The background of the above inequality is more precisely related to how the change in the expectation value of the estimator relates to the variance of the estimator and the Fisher information matrix

$$\text{var}\left( \hat{\theta}({\bf x}) \right) \cdot \text{var}\left( \frac{f^\prime({\bf x}; \theta)}{f({\bf x}; \theta)} \right) \geq \left(\text{cov}\left(\hat\theta({\bf x}) , \frac{f^\prime({\bf x}; \theta)}{f({\bf x}; \theta)} \right)\right)^2 = \left(\frac{\partial E[\hat{\theta}]}{\partial\theta}\right)^2\underbrace{ = 1 \vphantom{\frac{\partial E[\hat{\theta}]}{\partial\theta}}}_{\substack{\llap{\text{for unbiased estima}} \rlap{\text{tors we have $E[\hat{\theta}] = \theta$}} \\ \llap{\text{and the deriv}} \rlap{\text{ative equals 1}}} }$$

This interaction between the $\hat{\theta}({\bf x})$ and the score $\frac{f^\prime({\bf x}; \theta)}{f({\bf x}; \theta)}$ can be seen as analogous to a torque in physics. The change of the expectation value of the estimator $\frac{\partial E[\hat{\theta}]}{\partial\theta}$ relates to the change of the density function $\frac{f^\prime({\bf x}; \theta)}{f({\bf x}; \theta)}$ (the force in the torque analogy) and the place $ \hat{\theta}$ where this change occurs (the distance/arm in the torque analogy).
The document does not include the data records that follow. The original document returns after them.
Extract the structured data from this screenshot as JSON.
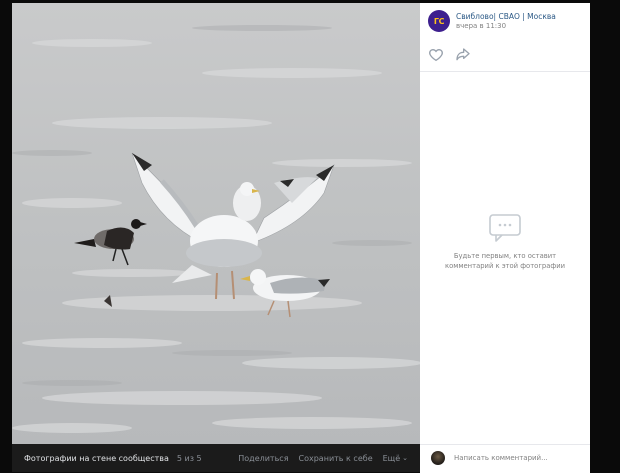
{
  "post": {
    "author": "Свиблово| СВАО | Москва",
    "avatar_text": "ГС",
    "time": "вчера в 11:30"
  },
  "icons": {
    "like": "heart-icon",
    "share": "share-arrow-icon",
    "empty": "comments-bubble-icon"
  },
  "comments": {
    "empty_text": "Будьте первым, кто оставит комментарий к этой фотографии",
    "placeholder": "Написать комментарий..."
  },
  "bottom_bar": {
    "album": "Фотографии на стене сообщества",
    "counter": "5 из 5",
    "share": "Поделиться",
    "save": "Сохранить к себе",
    "more": "Ещё",
    "more_chevron": "⌄"
  },
  "colors": {
    "avatar_bg": "#3d1f8e",
    "avatar_text": "#ffc21a",
    "link": "#2a5885",
    "muted": "#828282"
  }
}
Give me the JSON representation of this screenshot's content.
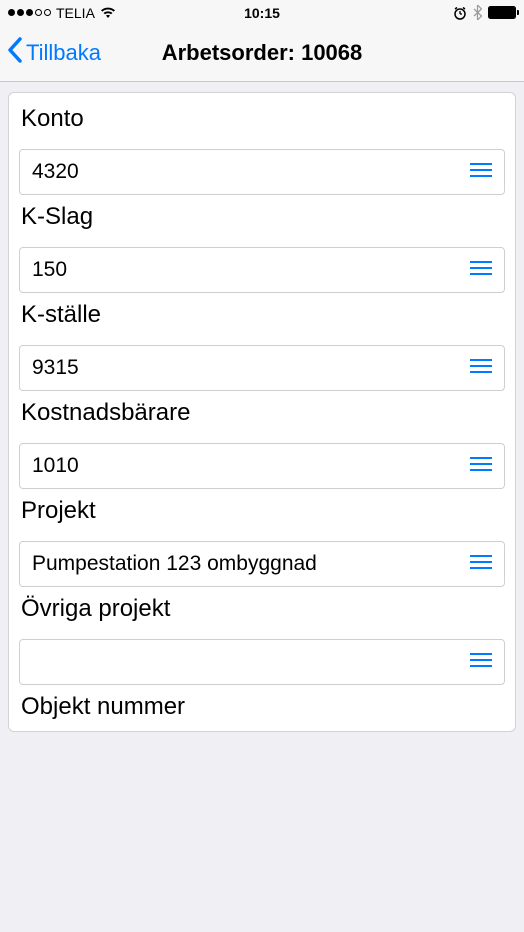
{
  "statusBar": {
    "carrier": "TELIA",
    "time": "10:15"
  },
  "nav": {
    "back": "Tillbaka",
    "title": "Arbetsorder: 10068"
  },
  "fields": {
    "konto": {
      "label": "Konto",
      "value": "4320"
    },
    "kslag": {
      "label": "K-Slag",
      "value": "150"
    },
    "kstalle": {
      "label": "K-ställe",
      "value": "9315"
    },
    "kostnadsbarare": {
      "label": "Kostnadsbärare",
      "value": "1010"
    },
    "projekt": {
      "label": "Projekt",
      "value": "Pumpestation 123 ombyggnad"
    },
    "ovrigaprojekt": {
      "label": "Övriga projekt",
      "value": ""
    },
    "objektnummer": {
      "label": "Objekt nummer"
    }
  }
}
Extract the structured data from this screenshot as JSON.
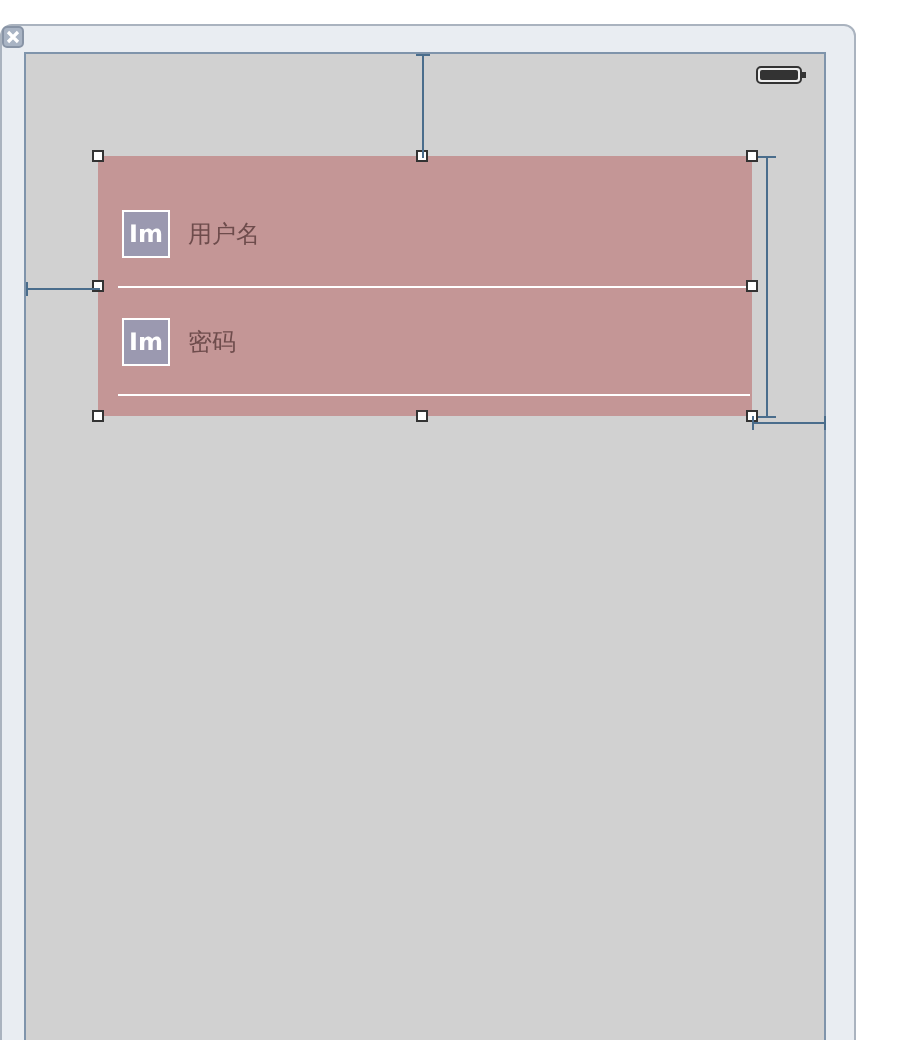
{
  "form": {
    "fields": [
      {
        "image_label": "Im",
        "placeholder": "用户名"
      },
      {
        "image_label": "Im",
        "placeholder": "密码"
      }
    ],
    "selected": true
  }
}
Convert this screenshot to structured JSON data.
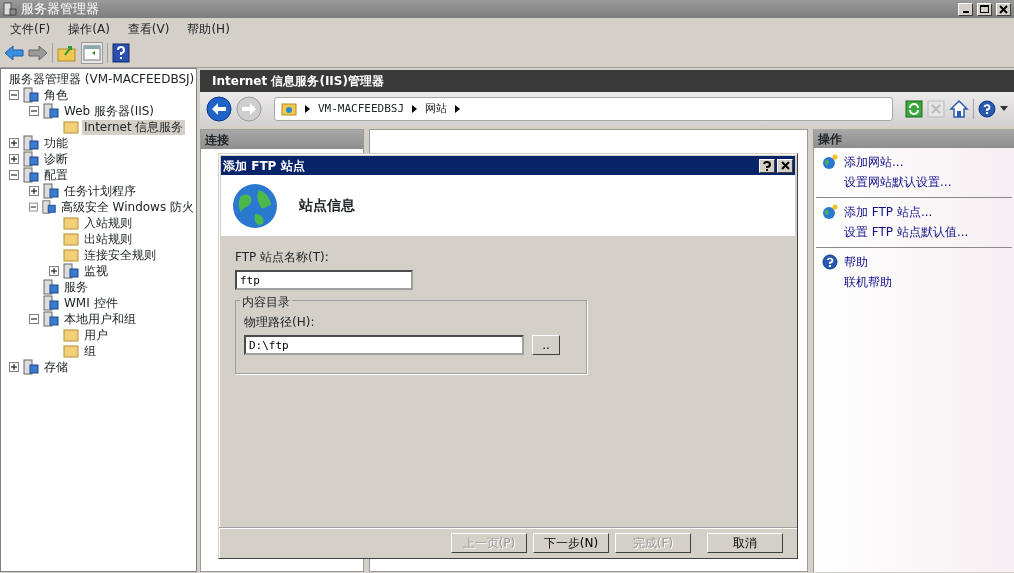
{
  "window": {
    "title": "服务器管理器"
  },
  "menu": [
    "文件(F)",
    "操作(A)",
    "查看(V)",
    "帮助(H)"
  ],
  "tree": [
    {
      "label": "服务器管理器 (VM-MACFEEDBSJ)",
      "selected": false,
      "children": [
        {
          "label": "角色",
          "selected": false,
          "expanded": true,
          "children": [
            {
              "label": "Web 服务器(IIS)",
              "selected": false,
              "expanded": true,
              "children": [
                {
                  "label": "Internet 信息服务",
                  "selected": true
                }
              ]
            }
          ]
        },
        {
          "label": "功能",
          "selected": false,
          "expanded": false
        },
        {
          "label": "诊断",
          "selected": false,
          "expanded": false
        },
        {
          "label": "配置",
          "selected": false,
          "expanded": true,
          "children": [
            {
              "label": "任务计划程序",
              "selected": false,
              "expanded": false
            },
            {
              "label": "高级安全 Windows 防火",
              "selected": false,
              "expanded": true,
              "children": [
                {
                  "label": "入站规则",
                  "selected": false
                },
                {
                  "label": "出站规则",
                  "selected": false
                },
                {
                  "label": "连接安全规则",
                  "selected": false
                },
                {
                  "label": "监视",
                  "selected": false,
                  "expanded": false
                }
              ]
            },
            {
              "label": "服务",
              "selected": false
            },
            {
              "label": "WMI 控件",
              "selected": false
            },
            {
              "label": "本地用户和组",
              "selected": false,
              "expanded": true,
              "children": [
                {
                  "label": "用户",
                  "selected": false
                },
                {
                  "label": "组",
                  "selected": false
                }
              ]
            }
          ]
        },
        {
          "label": "存储",
          "selected": false,
          "expanded": false
        }
      ]
    }
  ],
  "iis": {
    "title": "Internet 信息服务(IIS)管理器",
    "breadcrumb": [
      "VM-MACFEEDBSJ",
      "网站"
    ],
    "connections": {
      "title": "连接"
    },
    "actions": {
      "title": "操作",
      "groups": [
        {
          "items": [
            {
              "label": "添加网站..."
            },
            {
              "label": "设置网站默认设置..."
            }
          ]
        },
        {
          "items": [
            {
              "label": "添加 FTP 站点..."
            },
            {
              "label": "设置 FTP 站点默认值..."
            }
          ]
        },
        {
          "items": [
            {
              "label": "帮助"
            },
            {
              "label": "联机帮助"
            }
          ]
        }
      ]
    }
  },
  "dialog": {
    "title": "添加 FTP 站点",
    "heading": "站点信息",
    "site_name": {
      "label": "FTP 站点名称(T):",
      "value": "ftp"
    },
    "content_dir": {
      "legend": "内容目录",
      "path_label": "物理路径(H):",
      "path_value": "D:\\ftp",
      "browse": ".."
    },
    "buttons": [
      {
        "label": "上一页(P)",
        "disabled": true
      },
      {
        "label": "下一步(N)",
        "disabled": false
      },
      {
        "label": "完成(F)",
        "disabled": true
      },
      {
        "label": "取消",
        "disabled": false
      }
    ]
  }
}
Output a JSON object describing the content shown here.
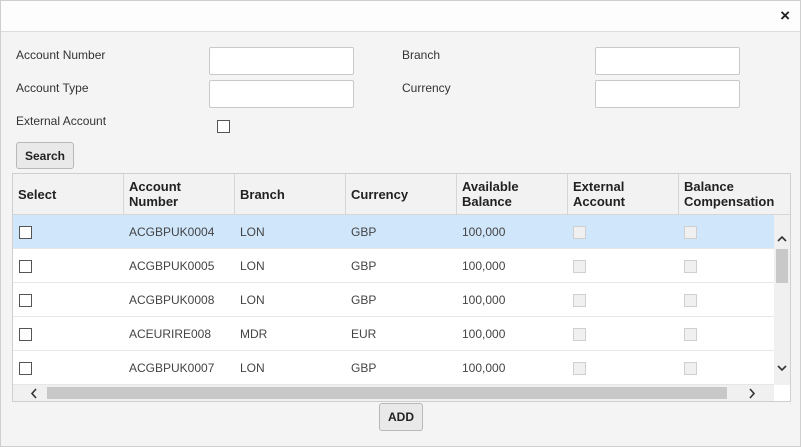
{
  "dialog": {
    "close_glyph": "×"
  },
  "form": {
    "account_number_label": "Account Number",
    "account_number_value": "",
    "branch_label": "Branch",
    "branch_value": "",
    "account_type_label": "Account Type",
    "account_type_value": "",
    "currency_label": "Currency",
    "currency_value": "",
    "external_account_label": "External Account",
    "external_account_checked": false,
    "search_button": "Search"
  },
  "table": {
    "columns": [
      "Select",
      "Account\nNumber",
      "Branch",
      "Currency",
      "Available\nBalance",
      "External\nAccount",
      "Balance\nCompensation"
    ],
    "rows": [
      {
        "account_number": "ACGBPUK0004",
        "branch": "LON",
        "currency": "GBP",
        "available_balance": "100,000"
      },
      {
        "account_number": "ACGBPUK0005",
        "branch": "LON",
        "currency": "GBP",
        "available_balance": "100,000"
      },
      {
        "account_number": "ACGBPUK0008",
        "branch": "LON",
        "currency": "GBP",
        "available_balance": "100,000"
      },
      {
        "account_number": "ACEURIRE008",
        "branch": "MDR",
        "currency": "EUR",
        "available_balance": "100,000"
      },
      {
        "account_number": "ACGBPUK0007",
        "branch": "LON",
        "currency": "GBP",
        "available_balance": "100,000"
      }
    ],
    "selected_row_index": 0
  },
  "footer": {
    "add_button": "ADD"
  }
}
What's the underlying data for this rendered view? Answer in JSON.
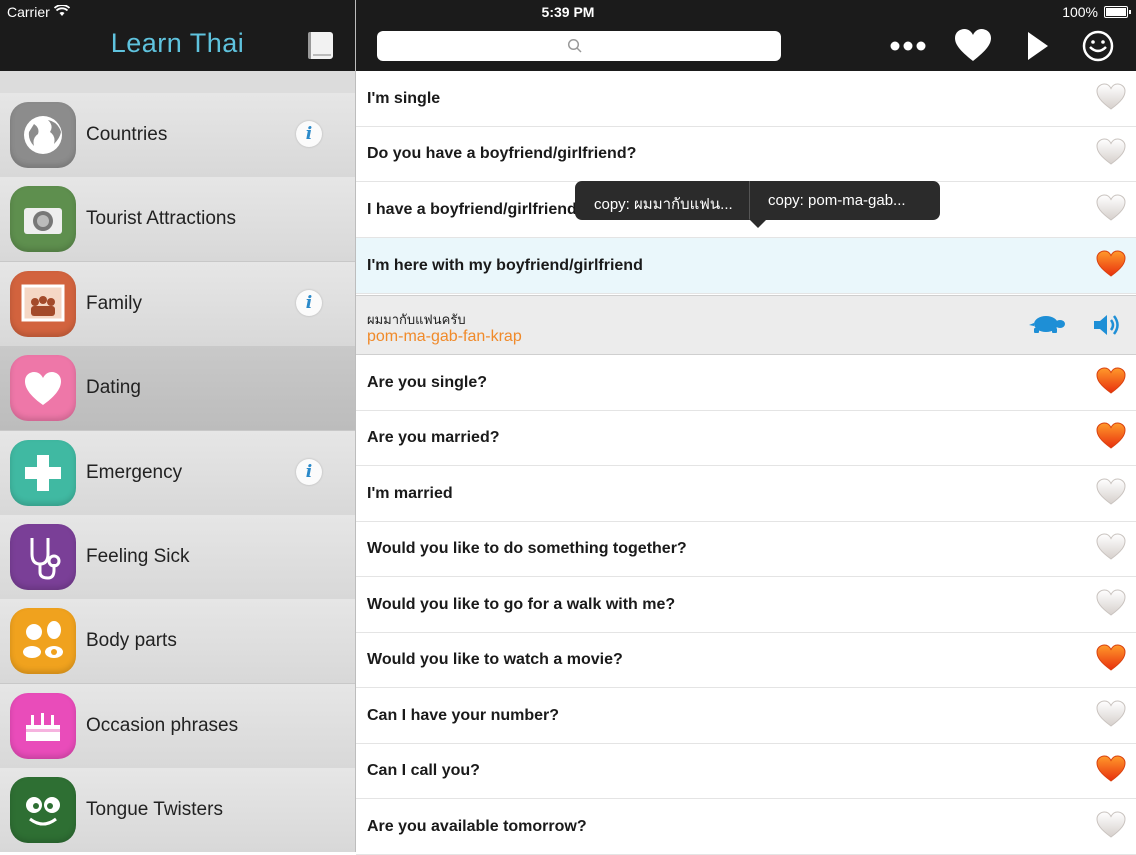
{
  "status": {
    "carrier": "Carrier",
    "time": "5:39 PM",
    "battery": "100%"
  },
  "sidebar": {
    "title": "Learn Thai",
    "categories": [
      {
        "label": "Countries",
        "icon": "globe-icon",
        "color": "#8c8c8c",
        "info": true
      },
      {
        "label": "Tourist Attractions",
        "icon": "camera-icon",
        "color": "#5e8f4e",
        "info": false
      },
      {
        "label": "Family",
        "icon": "family-picture-icon",
        "color": "#d2633e",
        "info": true
      },
      {
        "label": "Dating",
        "icon": "heart-icon",
        "color": "#ee77a8",
        "info": false,
        "selected": true
      },
      {
        "label": "Emergency",
        "icon": "cross-icon",
        "color": "#40b9a2",
        "info": true
      },
      {
        "label": "Feeling Sick",
        "icon": "stethoscope-icon",
        "color": "#7a3f97",
        "info": false
      },
      {
        "label": "Body parts",
        "icon": "body-parts-icon",
        "color": "#f0a21e",
        "info": false
      },
      {
        "label": "Occasion phrases",
        "icon": "cake-icon",
        "color": "#e94cba",
        "info": false
      },
      {
        "label": "Tongue Twisters",
        "icon": "silly-face-icon",
        "color": "#2e6f33",
        "info": false
      }
    ]
  },
  "toolbar": {
    "search_placeholder": "",
    "icons": [
      "more-icon",
      "favorites-heart-icon",
      "play-icon",
      "smiley-icon"
    ]
  },
  "phrases": [
    {
      "text": "I'm single",
      "favorite": false
    },
    {
      "text": "Do you have a boyfriend/girlfriend?",
      "favorite": false
    },
    {
      "text": "I have a boyfriend/girlfriend",
      "favorite": false
    },
    {
      "text": "I'm here with my boyfriend/girlfriend",
      "favorite": true,
      "selected": true
    },
    {
      "text": "Are you single?",
      "favorite": true
    },
    {
      "text": "Are you married?",
      "favorite": true
    },
    {
      "text": "I'm married",
      "favorite": false
    },
    {
      "text": "Would you like to do something together?",
      "favorite": false
    },
    {
      "text": "Would you like to go for a walk with me?",
      "favorite": false
    },
    {
      "text": "Would you like to watch a movie?",
      "favorite": true
    },
    {
      "text": "Can I have your number?",
      "favorite": false
    },
    {
      "text": "Can I call you?",
      "favorite": true
    },
    {
      "text": "Are you available tomorrow?",
      "favorite": false
    }
  ],
  "detail": {
    "thai": "ผมมากับแฟนครับ",
    "romanization": "pom-ma-gab-fan-krap"
  },
  "popup": {
    "copy_thai": "copy: ผมมากับแฟน...",
    "copy_roman": "copy: pom-ma-gab..."
  },
  "colors": {
    "accent": "#5fc3de",
    "romanization": "#f08a2a",
    "favorite": "#f25a1c",
    "speaker": "#1e8fd6",
    "turtle": "#1e8fd6"
  }
}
The image below, with three layers, tries to illustrate this. The image is one for two observed values $x_1,x_2$

  • In the top layer it shows two probability density distribution for two different $\theta_1$ and $\theta_2$.
  • In the middle layer we see the change/difference of these two distributions.
  • In the bottom layer we see the estimated value The expectation value $\hat{\theta}$ as function of the observation $x_1,x_2$.

For the two distributions the expectation value of $\hat{\theta}$ is different. How much this difference in expectation value is, depends on the rate of change of the density functions, and the at which values $\hat{\theta}$ this happens. If the density functions change for large and small values of $\hat{\theta}$, then the change of $E[\hat{\theta}]$ will be stronger.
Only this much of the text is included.